Sunday, December 31, 2006

What a Year Looks Like

“A year!”
My seven year old responded immediately to my husband explaining to our four children that he was being deployed to serve our country in Iraq and would be gone for at least 12 months.

Hugging her father’s arm and studying the kitchen table, she listened as he shared about his mission and the importance of all of us being brave.

Finally she spoke.

“I’ll be eight and a half when I see you again, Daddy.”
“That’s right, honey,” my husband said.
“I’ll be in 3rd grade.”
“I guess so,” he said, trying to be nonchalant for her sake.

Things started to click.

“You’ll miss Christmas.”
“And Easter.”
“You won’t be here for brother’s birthday.”
“Or Mom’s”
“Or anybody’s.”

What could we say? She was right. Tears started to flow around the table. Three hundred sixty-five dinners without Dad. At least fifty-two Saturdays without his famous crepes for breakfast. Twelve months with no good-night kisses.

“I’ll miss you, Dad.” She squeezed my husband hard.
“I’ll miss you too.” He squeezed back.

Neither my husband nor I could speak, fearing we would totally lose it in front of our children.
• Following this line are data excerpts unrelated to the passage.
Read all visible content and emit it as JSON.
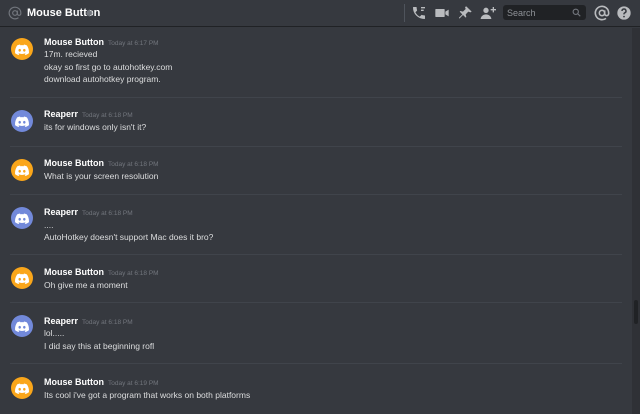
{
  "header": {
    "channel_name": "Mouse Button",
    "search_placeholder": "Search",
    "icons": [
      "at-icon",
      "settings-gear-icon",
      "call-icon",
      "video-icon",
      "pin-icon",
      "add-member-icon",
      "search-icon",
      "mentions-icon",
      "help-icon"
    ]
  },
  "colors": {
    "background": "#36393f",
    "header_text": "#ffffff",
    "avatar_orange": "#faa61a",
    "avatar_blurple": "#7289da",
    "timestamp": "#72767d"
  },
  "messages": [
    {
      "author": "Mouse Button",
      "avatar": "orange",
      "timestamp": "Today at 6:17 PM",
      "lines": [
        "17m. recieved",
        "okay so first go to autohotkey.com",
        "download autohotkey program."
      ]
    },
    {
      "author": "Reaperr",
      "avatar": "blurple",
      "timestamp": "Today at 6:18 PM",
      "lines": [
        "its for windows only isn't it?"
      ]
    },
    {
      "author": "Mouse Button",
      "avatar": "orange",
      "timestamp": "Today at 6:18 PM",
      "lines": [
        "What is your screen resolution"
      ]
    },
    {
      "author": "Reaperr",
      "avatar": "blurple",
      "timestamp": "Today at 6:18 PM",
      "lines": [
        "....",
        "AutoHotkey doesn't support Mac does it bro?"
      ]
    },
    {
      "author": "Mouse Button",
      "avatar": "orange",
      "timestamp": "Today at 6:18 PM",
      "lines": [
        "Oh give me a moment"
      ]
    },
    {
      "author": "Reaperr",
      "avatar": "blurple",
      "timestamp": "Today at 6:18 PM",
      "lines": [
        "lol.....",
        "I did say this at beginning rofl"
      ]
    },
    {
      "author": "Mouse Button",
      "avatar": "orange",
      "timestamp": "Today at 6:19 PM",
      "lines": [
        "Its cool i've got a program that works on both platforms"
      ]
    }
  ]
}
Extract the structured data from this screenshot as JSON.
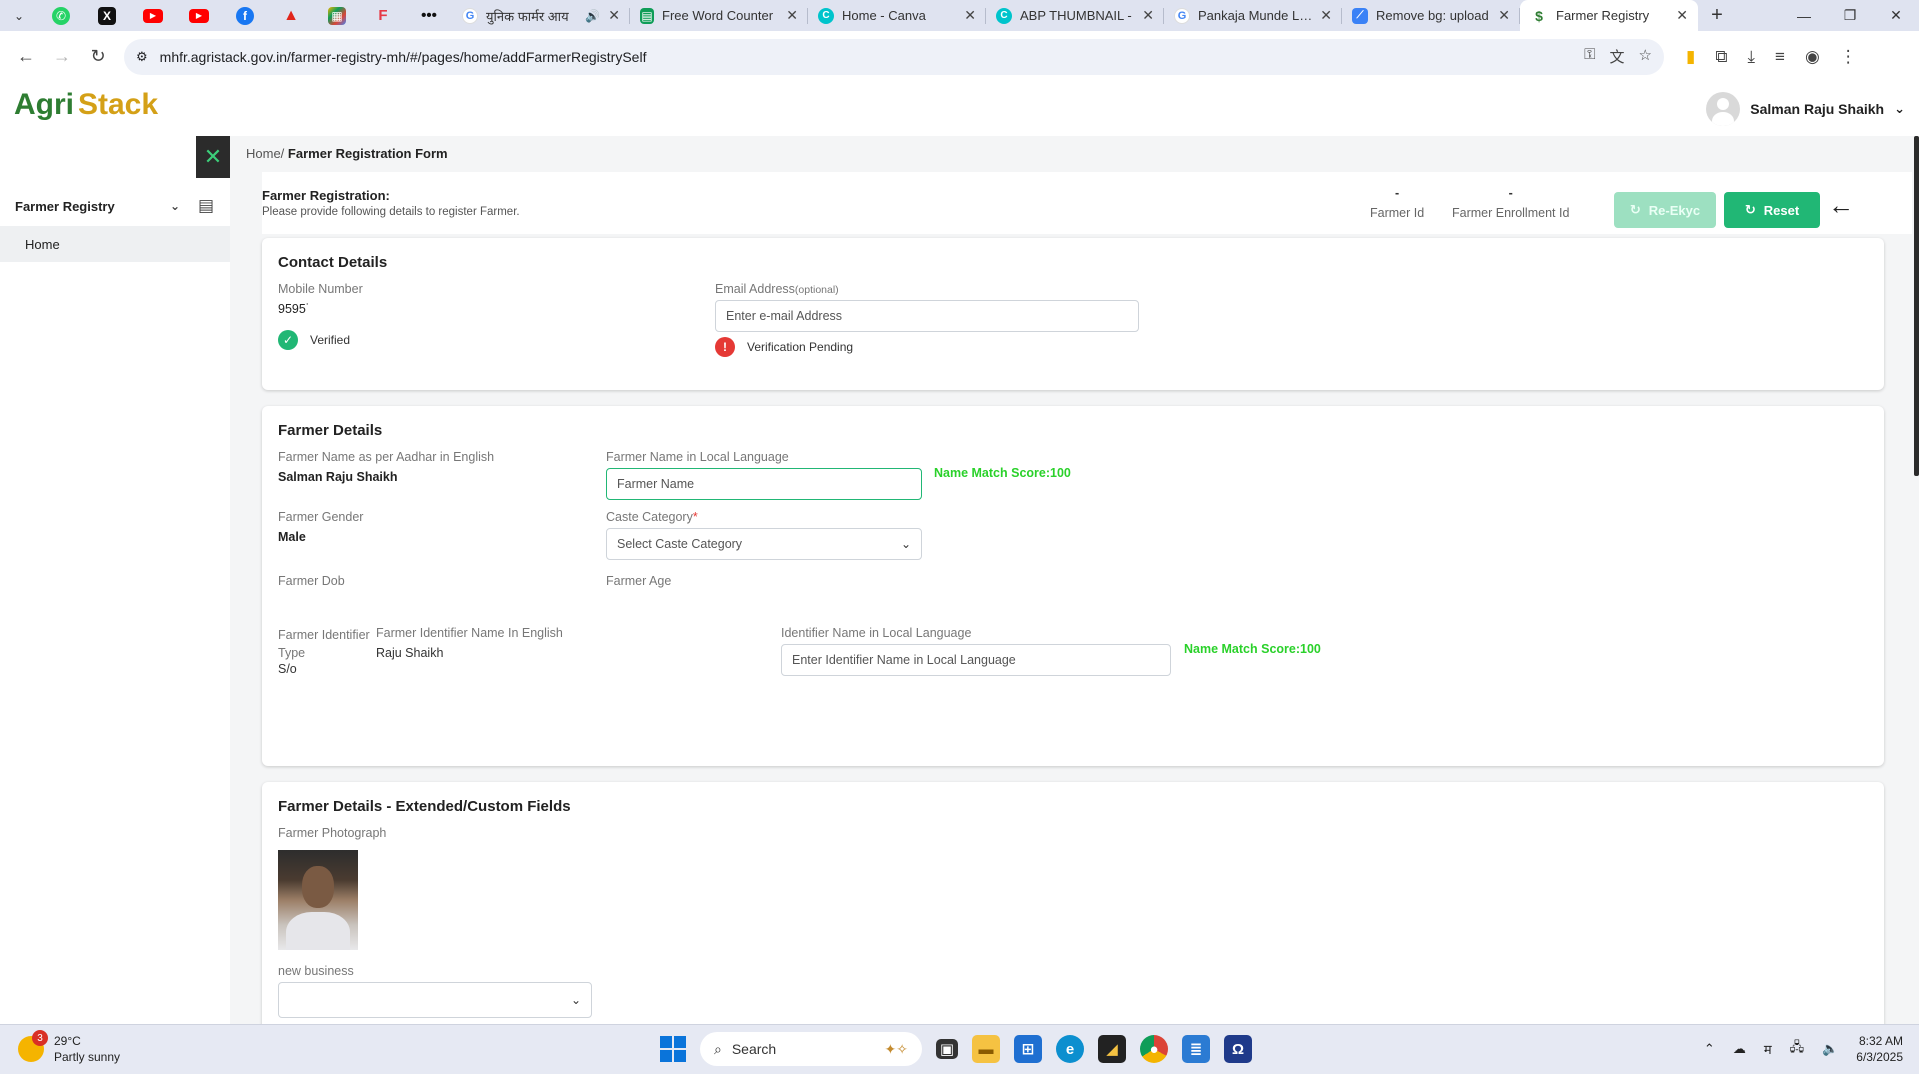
{
  "browser": {
    "tabs": [
      {
        "title": "युनिक फार्मर आय",
        "favicon": "google-icon"
      },
      {
        "title": "Free Word Counter",
        "favicon": "sheets-icon"
      },
      {
        "title": "Home - Canva",
        "favicon": "canva-icon"
      },
      {
        "title": "ABP THUMBNAIL -",
        "favicon": "canva-icon"
      },
      {
        "title": "Pankaja Munde LIVE",
        "favicon": "google-icon"
      },
      {
        "title": "Remove bg: upload",
        "favicon": "removebg-icon"
      },
      {
        "title": "Farmer Registry",
        "favicon": "agristack-icon"
      }
    ],
    "url": "mhfr.agristack.gov.in/farmer-registry-mh/#/pages/home/addFarmerRegistrySelf"
  },
  "header": {
    "logo_part1": "Agri",
    "logo_part2": "Stack",
    "user_name": "Salman Raju Shaikh"
  },
  "sidebar": {
    "section": "Farmer Registry",
    "items": [
      {
        "label": "Home"
      }
    ]
  },
  "breadcrumb": {
    "home": "Home/",
    "current": "Farmer Registration Form"
  },
  "form_header": {
    "title": "Farmer Registration:",
    "subtitle": "Please provide following details to register Farmer.",
    "farmer_id_value": "-",
    "farmer_id_label": "Farmer Id",
    "enrollment_value": "-",
    "enrollment_label": "Farmer Enrollment Id",
    "reekyc_label": "Re-Ekyc",
    "reset_label": "Reset"
  },
  "contact": {
    "title": "Contact Details",
    "mobile_label": "Mobile Number",
    "mobile_value": "9595˙",
    "mobile_status": "Verified",
    "email_label": "Email Address",
    "email_optional": "(optional)",
    "email_placeholder": "Enter e-mail Address",
    "email_status": "Verification Pending"
  },
  "farmer": {
    "title": "Farmer Details",
    "name_en_label": "Farmer Name as per Aadhar in English",
    "name_en_value": "Salman Raju Shaikh",
    "name_local_label": "Farmer Name in Local Language",
    "name_local_placeholder": "Farmer Name",
    "name_match": "Name Match Score:100",
    "gender_label": "Farmer Gender",
    "gender_value": "Male",
    "caste_label": "Caste Category",
    "caste_required": "*",
    "caste_placeholder": "Select Caste Category",
    "dob_label": "Farmer Dob",
    "age_label": "Farmer Age",
    "identifier_type_label_1": "Farmer Identifier",
    "identifier_type_label_2": "Type",
    "identifier_type_value": "S/o",
    "identifier_name_label": "Farmer Identifier Name In English",
    "identifier_name_value": "Raju Shaikh",
    "identifier_local_label": "Identifier Name in Local Language",
    "identifier_local_placeholder": "Enter Identifier Name in Local Language",
    "identifier_match": "Name Match Score:100"
  },
  "extended": {
    "title": "Farmer Details - Extended/Custom Fields",
    "photo_label": "Farmer Photograph",
    "business_label": "new business"
  },
  "taskbar": {
    "weather_badge": "3",
    "temperature": "29°C",
    "weather_text": "Partly sunny",
    "search_label": "Search",
    "ime_label": "म",
    "time": "8:32 AM",
    "date": "6/3/2025"
  },
  "colors": {
    "accent_green": "#21b775",
    "match_green": "#2ad12a",
    "error_red": "#e53935"
  }
}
It took our 15-year-old son to turn things around.

“You know, I bet Dad will be able to get email.”

“Will you Dad?” she asked excitedly.

Still not trusting his voice, my husband nodded.

“But I don’t know how to do email,” my daughter said, sadness creeping back into her voice.
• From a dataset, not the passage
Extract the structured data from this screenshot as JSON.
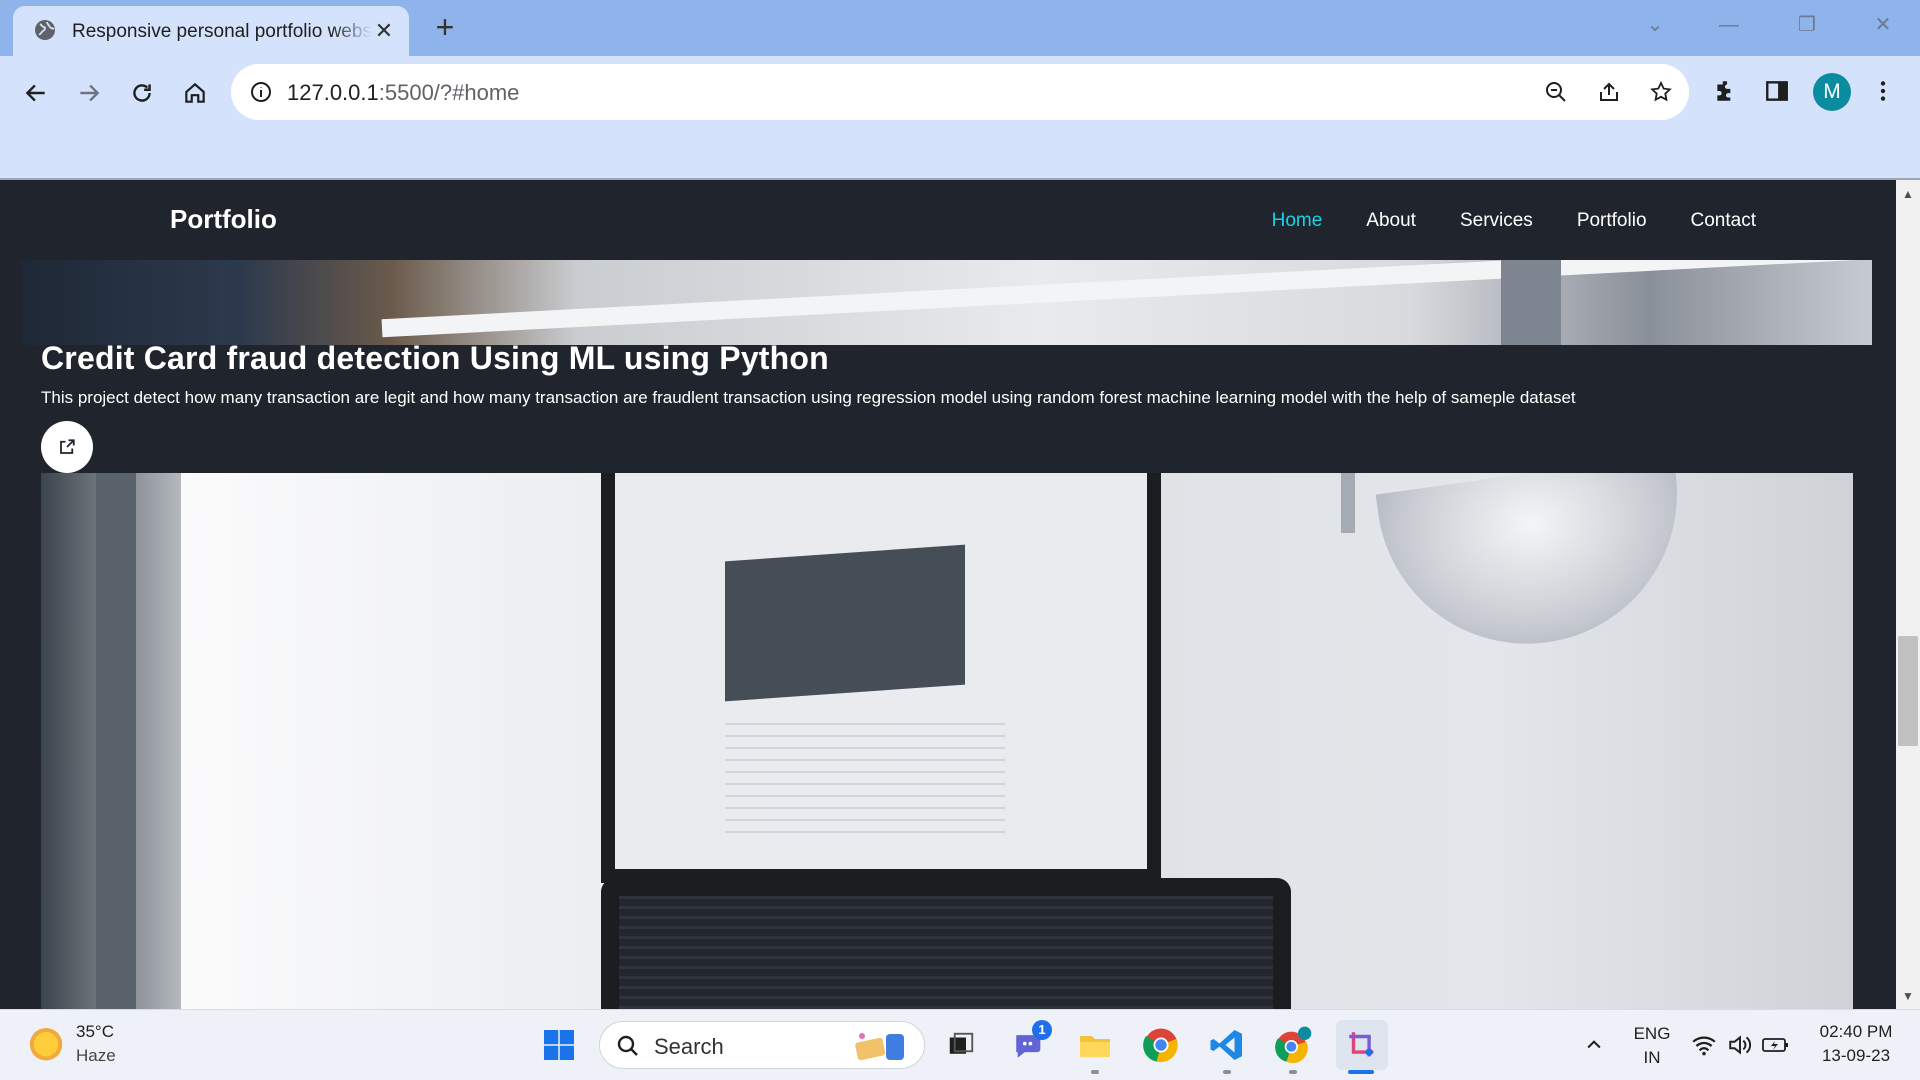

Making the leap from adolescence to adulthood, our teen said to his little sister, “I’ll teach you.”

And that’s what the next year will be, 365 days of looking for the positive, learning from each other, and leaning on those who surround us, with hopes of being stronger and better in the end.

Saturday, December 30, 2006

Normal Interupted

He let me babble on about the days’ events. Relishing in some positive feedback I received regarding a writing project, I didn’t even notice the somberness in my husband’s eyes until he placed a gentle hand on my shoulder.

“I’ve been mobilized.”
“You’ve been what?”
“Mobilized.”

I understood the term. My husband spent almost eight years in active military service before starting up his own business over a decade ago. After 9/11 he joined the Reserves. “It’s the least I can do,” he said at the time.

I knew what the word “mobilized” meant. But this was the first time I knew what the word felt like. Mouth dry, heart pounding, I could only utter one word sentences.

“When?”
“Less then a month.”
“Where?”
“Iraq.”
“How long?”
“Six months to a year.”
(We found out later that week that he would be gone over a year.)

I closed my eyes. My brain refused to comprehend what our normal suburban family life would look like with dad gone. Our four kids adore their father. How would they deal with his absence? What about my husband’s business? What about us? What about him?

I opened my eyes to meet those of the man I had been married to for over twenty years. Waiting for my response, his gaze never left my face. I swallowed the fear that threatened to spew out of me.

“I’m proud of you,” I said after a few minutes.
He smiled relief.
“We can do this,” I reassured both of us.
“I know we can,” he answered.
Then only as best friends can do, we finished the thought together, “One day at a time.”